С указкой костяной и перышком лебяжьим научил подьячий и способного княжича Ивана читать и писать и даже складывать стихи.
Но что было теперь делать с мертвым Онисифором? Никто этого не знал, как никому не ведомо было, есть ли у Онисифора какие-нибудь родственники в Москве и где жил этот человек, который почти ежедневно приходил на Чертолье к княжичу в комнату, исправно получал из княжеской поварни полагавшийся ему корм и в сумерки снова брел по опустевшей улице неизвестно куда. Но раздумывать тут было нечего: подьячий был мертв, и его взвалили на дровни, покрыли рогожею и повезли прочь со двора. Выбежавший на крыльцо перепуганный княжич увидел, как стегнул вожжою по взъерошенной лошадке Кузёмка-конюх, как дернула она с места и высунулись из-под рогожи ноги Онисифора, обутые в рваные, выгоревшие на солнце и стоптанные по всем московским кабакам сапоги.
Аз-буки-букенцы,
Веди-веденцы, —
прошептал княжич Иван, вспомнив, как Онисифор года три тому назад впервые развернул перед ним свою азбуку, разрисованную усатыми колосками, звериными мордами, человеческими фигурами.

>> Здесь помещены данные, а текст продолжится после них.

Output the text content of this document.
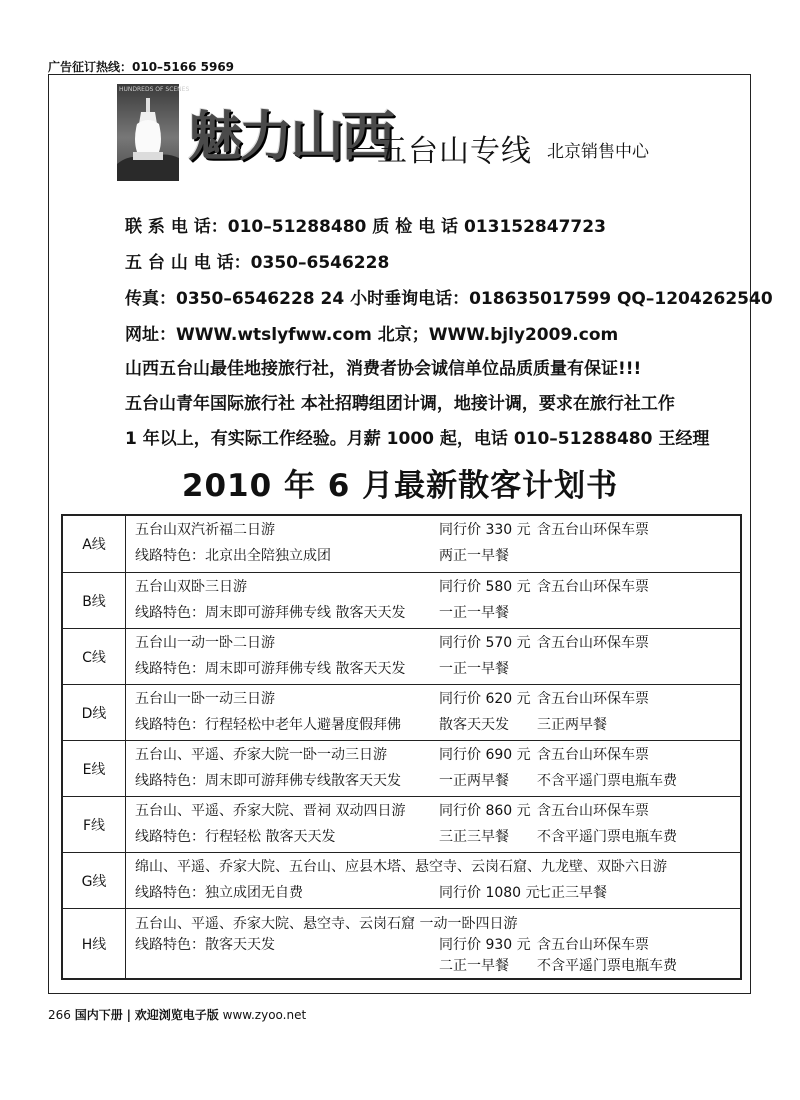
广告征订热线：010–5166 5969
HUNDREDS OF SCENES
魅力山西
一五台山专线 北京销售中心
联 系 电 话：010–51288480 质 检 电 话 013152847723
五 台 山 电 话：0350–6546228
传真：0350–6546228 24 小时垂询电话：018635017599 QQ–1204262540
网址：WWW.wtslyfww.com 北京；WWW.bjly2009.com
山西五台山最佳地接旅行社，消费者协会诚信单位品质质量有保证!!!
五台山青年国际旅行社 本社招聘组团计调，地接计调，要求在旅行社工作
1 年以上，有实际工作经验。月薪 1000 起，电话 010–51288480 王经理
2010 年 6 月最新散客计划书
A线
五台山双汽祈福二日游	同行价 330 元 含五台山环保车票
线路特色：北京出全陪独立成团	两正一早餐
B线
五台山双卧三日游	同行价 580 元 含五台山环保车票
线路特色：周末即可游拜佛专线 散客天天发 一正一早餐
C线
五台山一动一卧二日游	同行价 570 元 含五台山环保车票
线路特色：周末即可游拜佛专线 散客天天发 一正一早餐
D线
五台山一卧一动三日游	同行价 620 元 含五台山环保车票
线路特色：行程轻松中老年人避暑度假拜佛	散客天天发 三正两早餐
E线
五台山、平遥、乔家大院一卧一动三日游	同行价 690 元 含五台山环保车票
线路特色：周末即可游拜佛专线散客天天发	一正两早餐 不含平遥门票电瓶车费
F线
五台山、平遥、乔家大院、晋祠 双动四日游 同行价 860 元 含五台山环保车票
线路特色：行程轻松 散客天天发	三正三早餐 不含平遥门票电瓶车费
G线
绵山、平遥、乔家大院、五台山、应县木塔、悬空寺、云岗石窟、九龙壁、双卧六日游
线路特色：独立成团无自费	同行价 1080 元
七正三早餐
H线
五台山、平遥、乔家大院、悬空寺、云岗石窟 一动一卧四日游
线路特色：散客天天发	同行价 930 元 含五台山环保车票
二正一早餐 不含平遥门票电瓶车费
266 国内下册 | 欢迎浏览电子版 www.zyoo.net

— Аз, буки, веди… — стал твердить, как тогда, княжич, и горячие слезы покатились у него по горевшим от холода щекам.
Уже и ворота закрыли и подворотню вставили, а княжич все не уходил в покои, все глядел в ту сторону, куда повезли Онисифора Злота. О чем плакал молодой княжич? Ему и самому до конца неведома была причина его слез в этот запомнившийся ему морозный день. Но грудь его разрывалась от жалости, непонятной и нестерпимой, ранившей его сердце, точно калёной стрелой.
Отец княжича Ивана, старый князь Андрей Иванович Хворостинин-Старко, провел всю свою жизнь в государевой службе, на воеводствах да в походах, и княжич Иван вырос под присмотром мамки и самой княгини Алены Васильевны. Но мамка Булгачиха, перекрещенная туркиня, вывезенная когда-то в Русь из завоеванной нами Астрахани, нянчила еще Алену Васильевну. Булгачихе было, наверно, сто лет; голова ее в черном шелковом тюрбане уже еле держалась на сморщенной шее, которая к тому же должна была выносить на себе и великое множество всяких ожерелий — янтарных шариков, бисерных колечек, серебряных цепочек. Старая туркиня если и не засыпала на ходу, то впадала в дремоту уже во всяком случае, как только ей удавалось где-нибудь присесть. Так ее и запомнил князь Иван: на скамейке у ворот или в огороде на пеньке, всегда с головою, не удержавшейся на слабой шее, с подбородком, зарывшимся в шарики и цепочки, с хохлатым тюрбаном, покачивающимся от ветра.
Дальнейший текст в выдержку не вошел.